Happy Ever After endings are what they sound like. Everything is worked out, all questions are settled, and you know they’re going to go on and have babies/benignly rule the kingdom/become a master warlock/happily run their own restaurant
Watch out with this for sequels. One of my favourite series as a youth was Memory, Sorrow and Thorn by Tad Williams (wonderful writer, wonderful books.) Spoilers: it ends happily. You know it’s going to end happily because of the style; because of the writer you are kept constantly wondering how on earth they can possibly get there.
However, he recently started releasing a sequel series set decades after the first starring (at least to begin with, I’m not sure how it goes) the same protagonist. Now, as writers, we know that to do this he has to take away their happiness. But I am enormously attached to how the first series ended. That’s what you do with a HEA. You make the reader feel good because they know everything will be okay. So, I haven’t started reading the new series (which I am sure is brilliant), because I don’t want to lose the HEA. Pay attention to what readers want![iii]
This is where Happy For Now is used in series, or in books that want to toy on the edge of the “French Ending” (the French are notoriously prepared to enjoy a book where everyone finishes off miserable. Also worth noting: comedies are the most popular films at the French box office, another genre that always finishes HEA). Happy For Now shows them in a happy place but identifies flaws, weakness, the potential for future failure. It is, arguable, a more sophisticated art. It gives you somewhere to go in a sequel. BUT, if what you reader wants is a happy ending, you better deliver a fantastically written HFN.

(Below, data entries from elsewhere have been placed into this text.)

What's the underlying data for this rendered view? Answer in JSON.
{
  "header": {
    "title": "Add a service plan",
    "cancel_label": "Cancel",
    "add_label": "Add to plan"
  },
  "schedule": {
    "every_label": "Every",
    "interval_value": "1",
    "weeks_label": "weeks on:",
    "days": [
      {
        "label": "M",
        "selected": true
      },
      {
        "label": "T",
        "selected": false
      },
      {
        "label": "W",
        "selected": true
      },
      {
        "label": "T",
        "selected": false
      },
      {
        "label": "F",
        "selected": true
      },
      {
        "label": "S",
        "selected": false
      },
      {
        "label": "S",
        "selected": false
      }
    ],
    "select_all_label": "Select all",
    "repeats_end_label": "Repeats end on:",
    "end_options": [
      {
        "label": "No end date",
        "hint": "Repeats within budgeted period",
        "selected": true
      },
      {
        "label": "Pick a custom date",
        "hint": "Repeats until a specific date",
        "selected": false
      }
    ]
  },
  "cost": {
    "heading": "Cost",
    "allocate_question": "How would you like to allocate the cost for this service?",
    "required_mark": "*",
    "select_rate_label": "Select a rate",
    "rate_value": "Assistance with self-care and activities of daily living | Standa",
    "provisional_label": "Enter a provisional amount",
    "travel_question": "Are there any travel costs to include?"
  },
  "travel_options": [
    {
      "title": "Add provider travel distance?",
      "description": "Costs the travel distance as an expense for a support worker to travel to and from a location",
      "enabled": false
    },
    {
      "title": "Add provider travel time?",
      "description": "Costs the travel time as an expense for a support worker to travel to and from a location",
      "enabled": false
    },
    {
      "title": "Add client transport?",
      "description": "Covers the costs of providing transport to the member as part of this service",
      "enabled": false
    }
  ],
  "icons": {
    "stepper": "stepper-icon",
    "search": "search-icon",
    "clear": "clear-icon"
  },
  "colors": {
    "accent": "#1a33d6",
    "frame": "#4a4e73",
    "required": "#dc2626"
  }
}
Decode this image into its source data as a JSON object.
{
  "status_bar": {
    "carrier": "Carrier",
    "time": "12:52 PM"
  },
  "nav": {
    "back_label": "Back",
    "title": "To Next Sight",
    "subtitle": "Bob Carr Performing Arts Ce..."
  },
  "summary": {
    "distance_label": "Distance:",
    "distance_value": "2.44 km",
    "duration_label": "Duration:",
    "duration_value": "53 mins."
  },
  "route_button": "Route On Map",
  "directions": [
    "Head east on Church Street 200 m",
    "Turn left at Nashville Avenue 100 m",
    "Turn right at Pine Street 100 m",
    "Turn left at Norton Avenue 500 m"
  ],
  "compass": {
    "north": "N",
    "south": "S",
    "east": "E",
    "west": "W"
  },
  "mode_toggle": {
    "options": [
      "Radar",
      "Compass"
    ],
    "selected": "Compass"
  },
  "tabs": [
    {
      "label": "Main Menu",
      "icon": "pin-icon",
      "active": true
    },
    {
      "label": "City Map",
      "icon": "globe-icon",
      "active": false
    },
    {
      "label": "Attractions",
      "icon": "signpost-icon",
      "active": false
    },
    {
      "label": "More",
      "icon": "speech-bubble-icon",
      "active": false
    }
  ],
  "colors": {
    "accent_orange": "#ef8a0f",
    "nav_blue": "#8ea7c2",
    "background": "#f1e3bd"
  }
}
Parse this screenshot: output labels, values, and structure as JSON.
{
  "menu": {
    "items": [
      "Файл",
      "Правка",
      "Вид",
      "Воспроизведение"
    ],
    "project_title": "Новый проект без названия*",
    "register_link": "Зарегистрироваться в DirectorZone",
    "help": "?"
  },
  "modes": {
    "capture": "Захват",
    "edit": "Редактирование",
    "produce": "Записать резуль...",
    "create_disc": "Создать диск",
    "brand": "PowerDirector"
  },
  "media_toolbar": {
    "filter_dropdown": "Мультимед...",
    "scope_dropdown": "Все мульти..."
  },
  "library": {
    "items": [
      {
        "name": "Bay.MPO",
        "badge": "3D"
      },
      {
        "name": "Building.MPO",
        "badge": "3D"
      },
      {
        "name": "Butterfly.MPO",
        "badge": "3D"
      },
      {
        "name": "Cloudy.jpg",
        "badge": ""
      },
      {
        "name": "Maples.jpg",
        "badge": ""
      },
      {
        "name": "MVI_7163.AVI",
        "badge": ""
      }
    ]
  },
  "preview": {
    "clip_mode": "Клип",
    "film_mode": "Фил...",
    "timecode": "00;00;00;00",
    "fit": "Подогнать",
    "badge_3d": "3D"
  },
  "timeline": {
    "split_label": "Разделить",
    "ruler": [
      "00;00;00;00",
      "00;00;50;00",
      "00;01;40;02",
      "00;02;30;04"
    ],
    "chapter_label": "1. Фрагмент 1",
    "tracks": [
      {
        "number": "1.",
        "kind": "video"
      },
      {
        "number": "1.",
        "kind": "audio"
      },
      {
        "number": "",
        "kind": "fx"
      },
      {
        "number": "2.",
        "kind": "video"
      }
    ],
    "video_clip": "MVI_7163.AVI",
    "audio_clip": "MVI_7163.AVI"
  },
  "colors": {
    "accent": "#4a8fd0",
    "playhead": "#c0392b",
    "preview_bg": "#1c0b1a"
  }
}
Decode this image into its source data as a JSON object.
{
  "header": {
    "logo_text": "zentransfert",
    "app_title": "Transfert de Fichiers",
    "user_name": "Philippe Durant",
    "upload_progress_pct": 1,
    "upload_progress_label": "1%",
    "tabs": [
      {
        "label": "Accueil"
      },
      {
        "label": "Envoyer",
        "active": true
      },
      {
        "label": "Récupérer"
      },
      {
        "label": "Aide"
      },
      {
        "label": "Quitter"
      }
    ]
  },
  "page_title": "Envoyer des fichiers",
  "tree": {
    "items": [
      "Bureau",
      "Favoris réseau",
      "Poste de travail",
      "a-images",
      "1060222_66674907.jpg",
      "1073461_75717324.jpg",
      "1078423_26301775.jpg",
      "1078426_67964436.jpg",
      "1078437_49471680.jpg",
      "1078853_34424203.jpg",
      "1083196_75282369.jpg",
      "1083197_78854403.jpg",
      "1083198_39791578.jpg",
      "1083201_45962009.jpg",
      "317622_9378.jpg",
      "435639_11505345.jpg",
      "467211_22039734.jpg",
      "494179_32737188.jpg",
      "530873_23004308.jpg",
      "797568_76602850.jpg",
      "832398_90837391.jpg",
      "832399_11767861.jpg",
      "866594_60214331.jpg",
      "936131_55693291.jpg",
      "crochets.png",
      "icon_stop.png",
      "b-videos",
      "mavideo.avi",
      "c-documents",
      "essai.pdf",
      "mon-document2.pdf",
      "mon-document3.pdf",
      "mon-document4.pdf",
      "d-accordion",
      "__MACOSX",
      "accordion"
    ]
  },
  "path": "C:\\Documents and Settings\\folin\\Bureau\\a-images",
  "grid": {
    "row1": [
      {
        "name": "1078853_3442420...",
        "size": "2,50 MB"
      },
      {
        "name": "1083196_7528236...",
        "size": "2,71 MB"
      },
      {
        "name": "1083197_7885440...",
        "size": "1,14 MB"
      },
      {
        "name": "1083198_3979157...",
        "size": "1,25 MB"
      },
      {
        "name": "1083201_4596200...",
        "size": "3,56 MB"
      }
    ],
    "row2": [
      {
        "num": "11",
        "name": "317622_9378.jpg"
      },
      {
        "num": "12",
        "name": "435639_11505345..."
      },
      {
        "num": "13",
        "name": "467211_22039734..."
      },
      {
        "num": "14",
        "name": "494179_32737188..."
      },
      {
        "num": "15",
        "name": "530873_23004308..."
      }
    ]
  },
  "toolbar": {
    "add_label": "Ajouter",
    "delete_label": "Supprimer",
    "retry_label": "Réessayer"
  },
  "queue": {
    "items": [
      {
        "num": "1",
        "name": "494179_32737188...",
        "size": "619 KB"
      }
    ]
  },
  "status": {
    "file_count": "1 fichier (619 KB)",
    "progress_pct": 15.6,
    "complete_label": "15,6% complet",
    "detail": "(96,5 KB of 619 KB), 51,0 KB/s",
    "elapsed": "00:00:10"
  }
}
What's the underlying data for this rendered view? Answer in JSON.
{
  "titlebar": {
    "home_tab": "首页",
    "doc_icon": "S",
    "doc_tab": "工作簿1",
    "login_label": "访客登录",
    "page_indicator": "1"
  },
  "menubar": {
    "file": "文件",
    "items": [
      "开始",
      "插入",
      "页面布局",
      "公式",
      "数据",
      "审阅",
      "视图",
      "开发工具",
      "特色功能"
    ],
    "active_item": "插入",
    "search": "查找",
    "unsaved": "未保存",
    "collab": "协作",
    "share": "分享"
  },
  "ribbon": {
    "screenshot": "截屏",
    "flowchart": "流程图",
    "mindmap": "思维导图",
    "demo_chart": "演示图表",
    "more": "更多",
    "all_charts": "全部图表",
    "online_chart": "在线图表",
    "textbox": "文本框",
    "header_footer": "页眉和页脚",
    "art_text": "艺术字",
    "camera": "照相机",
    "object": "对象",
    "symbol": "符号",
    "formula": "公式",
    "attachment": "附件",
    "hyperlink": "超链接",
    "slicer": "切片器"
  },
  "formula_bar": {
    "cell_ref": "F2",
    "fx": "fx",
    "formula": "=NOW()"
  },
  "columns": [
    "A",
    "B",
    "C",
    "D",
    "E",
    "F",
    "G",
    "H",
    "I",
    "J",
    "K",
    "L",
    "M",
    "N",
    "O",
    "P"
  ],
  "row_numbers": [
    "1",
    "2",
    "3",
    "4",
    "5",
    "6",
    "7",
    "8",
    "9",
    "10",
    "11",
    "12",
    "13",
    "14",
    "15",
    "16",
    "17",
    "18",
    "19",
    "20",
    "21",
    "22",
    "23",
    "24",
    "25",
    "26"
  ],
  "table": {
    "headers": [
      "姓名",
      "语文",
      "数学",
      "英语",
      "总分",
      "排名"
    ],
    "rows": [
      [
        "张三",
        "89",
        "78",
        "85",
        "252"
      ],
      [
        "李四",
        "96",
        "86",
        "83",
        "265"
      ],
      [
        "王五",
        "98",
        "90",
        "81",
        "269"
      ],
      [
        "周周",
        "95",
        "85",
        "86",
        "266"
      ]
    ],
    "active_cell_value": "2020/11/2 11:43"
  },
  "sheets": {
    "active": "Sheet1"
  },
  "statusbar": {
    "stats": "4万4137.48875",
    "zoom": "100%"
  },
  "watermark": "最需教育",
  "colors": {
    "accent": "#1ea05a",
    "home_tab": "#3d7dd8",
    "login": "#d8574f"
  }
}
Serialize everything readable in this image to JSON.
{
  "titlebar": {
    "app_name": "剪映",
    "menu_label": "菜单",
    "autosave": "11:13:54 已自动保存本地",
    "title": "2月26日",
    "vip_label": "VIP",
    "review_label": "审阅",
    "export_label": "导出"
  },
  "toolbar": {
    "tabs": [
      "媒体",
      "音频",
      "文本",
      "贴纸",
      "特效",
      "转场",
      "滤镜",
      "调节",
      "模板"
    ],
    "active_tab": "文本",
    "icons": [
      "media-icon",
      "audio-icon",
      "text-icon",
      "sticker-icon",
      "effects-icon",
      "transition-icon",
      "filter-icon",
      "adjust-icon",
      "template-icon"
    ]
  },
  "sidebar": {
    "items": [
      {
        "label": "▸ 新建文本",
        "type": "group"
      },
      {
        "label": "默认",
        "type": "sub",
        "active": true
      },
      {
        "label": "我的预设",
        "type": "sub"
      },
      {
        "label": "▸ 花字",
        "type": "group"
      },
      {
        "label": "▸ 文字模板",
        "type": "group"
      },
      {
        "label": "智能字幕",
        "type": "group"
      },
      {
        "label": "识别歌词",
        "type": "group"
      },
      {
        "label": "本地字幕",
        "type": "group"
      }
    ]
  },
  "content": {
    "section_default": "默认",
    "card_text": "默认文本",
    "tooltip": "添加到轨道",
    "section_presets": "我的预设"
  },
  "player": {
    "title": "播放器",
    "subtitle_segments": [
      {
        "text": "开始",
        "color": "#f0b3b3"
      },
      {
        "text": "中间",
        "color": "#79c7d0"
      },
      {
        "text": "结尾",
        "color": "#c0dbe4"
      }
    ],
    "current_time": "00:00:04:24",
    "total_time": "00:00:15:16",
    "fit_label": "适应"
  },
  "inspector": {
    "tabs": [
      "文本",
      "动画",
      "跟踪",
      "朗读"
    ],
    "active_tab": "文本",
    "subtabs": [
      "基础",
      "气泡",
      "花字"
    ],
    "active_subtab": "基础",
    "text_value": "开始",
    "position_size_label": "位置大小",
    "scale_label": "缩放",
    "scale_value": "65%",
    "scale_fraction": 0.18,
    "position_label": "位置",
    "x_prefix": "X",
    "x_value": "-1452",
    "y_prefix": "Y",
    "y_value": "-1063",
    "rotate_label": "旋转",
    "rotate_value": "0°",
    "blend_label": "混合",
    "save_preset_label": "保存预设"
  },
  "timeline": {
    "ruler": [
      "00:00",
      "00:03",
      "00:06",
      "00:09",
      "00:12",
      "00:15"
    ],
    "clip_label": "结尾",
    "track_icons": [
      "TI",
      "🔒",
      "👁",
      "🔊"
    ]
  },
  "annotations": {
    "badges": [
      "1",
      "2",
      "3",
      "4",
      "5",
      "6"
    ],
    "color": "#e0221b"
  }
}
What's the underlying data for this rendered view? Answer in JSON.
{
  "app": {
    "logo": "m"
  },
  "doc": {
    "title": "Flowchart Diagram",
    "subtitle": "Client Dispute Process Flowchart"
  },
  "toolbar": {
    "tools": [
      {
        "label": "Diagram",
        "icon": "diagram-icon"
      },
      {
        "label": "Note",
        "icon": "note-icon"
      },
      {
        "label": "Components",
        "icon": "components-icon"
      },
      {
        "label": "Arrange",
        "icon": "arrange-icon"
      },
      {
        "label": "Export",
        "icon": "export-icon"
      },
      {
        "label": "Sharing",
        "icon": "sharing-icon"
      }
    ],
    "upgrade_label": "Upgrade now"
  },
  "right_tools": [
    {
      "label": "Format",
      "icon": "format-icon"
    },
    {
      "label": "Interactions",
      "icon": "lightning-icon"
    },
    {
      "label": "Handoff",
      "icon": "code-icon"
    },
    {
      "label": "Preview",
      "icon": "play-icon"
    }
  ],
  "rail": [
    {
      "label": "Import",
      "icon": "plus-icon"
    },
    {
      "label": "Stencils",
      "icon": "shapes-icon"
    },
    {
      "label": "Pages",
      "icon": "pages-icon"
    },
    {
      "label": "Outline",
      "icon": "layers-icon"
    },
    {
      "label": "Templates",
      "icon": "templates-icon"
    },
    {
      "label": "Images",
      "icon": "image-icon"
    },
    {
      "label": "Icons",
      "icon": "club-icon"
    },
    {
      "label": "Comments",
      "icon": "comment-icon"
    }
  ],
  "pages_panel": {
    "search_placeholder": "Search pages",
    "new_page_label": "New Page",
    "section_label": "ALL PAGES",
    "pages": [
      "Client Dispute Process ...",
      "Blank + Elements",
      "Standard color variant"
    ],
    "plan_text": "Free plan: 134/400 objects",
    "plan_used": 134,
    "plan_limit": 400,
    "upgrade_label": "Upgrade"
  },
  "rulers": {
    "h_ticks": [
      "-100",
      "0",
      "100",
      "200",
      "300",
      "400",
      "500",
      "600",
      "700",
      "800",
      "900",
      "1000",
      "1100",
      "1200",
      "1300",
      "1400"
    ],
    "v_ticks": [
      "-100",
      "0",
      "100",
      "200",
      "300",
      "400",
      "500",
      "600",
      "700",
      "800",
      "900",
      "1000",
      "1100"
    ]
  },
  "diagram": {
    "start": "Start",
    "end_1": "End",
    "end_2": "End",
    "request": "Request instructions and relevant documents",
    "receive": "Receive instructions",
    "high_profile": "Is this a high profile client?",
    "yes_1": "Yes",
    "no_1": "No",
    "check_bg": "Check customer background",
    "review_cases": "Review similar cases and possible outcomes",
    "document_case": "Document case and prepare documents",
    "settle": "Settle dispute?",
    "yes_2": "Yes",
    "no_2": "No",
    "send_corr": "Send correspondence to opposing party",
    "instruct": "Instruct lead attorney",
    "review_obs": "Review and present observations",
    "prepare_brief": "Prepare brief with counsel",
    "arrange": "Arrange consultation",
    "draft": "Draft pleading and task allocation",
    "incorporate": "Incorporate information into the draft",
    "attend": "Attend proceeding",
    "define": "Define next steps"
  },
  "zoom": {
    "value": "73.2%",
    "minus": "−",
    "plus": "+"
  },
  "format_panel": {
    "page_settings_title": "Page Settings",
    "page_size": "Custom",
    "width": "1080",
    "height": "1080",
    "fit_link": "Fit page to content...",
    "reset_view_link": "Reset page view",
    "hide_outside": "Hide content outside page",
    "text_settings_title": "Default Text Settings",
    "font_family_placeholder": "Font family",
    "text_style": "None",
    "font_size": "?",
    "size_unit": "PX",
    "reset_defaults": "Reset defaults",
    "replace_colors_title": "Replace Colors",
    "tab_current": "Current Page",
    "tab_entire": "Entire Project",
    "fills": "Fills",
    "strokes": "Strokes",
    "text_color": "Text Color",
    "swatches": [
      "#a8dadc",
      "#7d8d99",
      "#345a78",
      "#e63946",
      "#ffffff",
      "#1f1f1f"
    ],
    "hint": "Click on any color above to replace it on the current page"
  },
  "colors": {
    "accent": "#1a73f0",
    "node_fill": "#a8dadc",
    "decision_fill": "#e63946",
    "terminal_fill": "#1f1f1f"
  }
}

All this is still useful if you are writing tragedy. You still need to know what would make your protagonist happy (and done so in the first chapter), just so that you can show that they didn’t get it, and why. Remember: the impact will be utterly diminished if an unhappy ending is not at least in part (preferably mostly) the fault of the protagonist.
This can all sound rather technical. That’s because it is: writing is a technical art. If you aren’t asking these kinds of questions, then you don’t know your characters, and you won’t be able to produce the emotional response you are looking for. So: happiness. Use it three times. Use it sparingly. And only let them keep it a maximum of once.
EXERCISE:
We’re sticking with beginnings because nobody reads past a bad beginning – certainly not a publisher.
Write 200 words of a character who is unhappy. Show them unhappy, suggest what would make them happy (although the character may well be ignorant of this), and show what it is about the character that is making unhappy. Finish with the protagonist making a decision to fix their problem; but make sure that this decision is doomed to fail.
Good luck and happy writing!
[i] Yes, you read me right, women’s fiction is usually required to have a happy ending. I don’t know why. I don’t understand why the industry thinks women won’t read books with sad or ambiguous endings. But I’ve been told this exact thing by the people who choose if books are published or not, so if you idealistically insist you can write women’s fiction with sad ends then don’t be too surprised if you don’t get published. You’d be better off pushing your proactive female protagonist into another genre, like science fiction or book club fiction, if you want to write tragedy.
[ii] I meant to insert a sex joke here, but in the end I decided (insert sex joke here) was funnier – especially for all of us who have ever written (insert joke) or (insert sex scene) into their manuscript. You know who you are, and I’m one of you!
[iii] Let me add: I’m sure Tad Williams knows what he’s doing and the new series is great. I’m using this as an example of how even a great writer who knows how to balance risk, reward, happiness, and sadness, still risks alienating readers by threatening their HEA.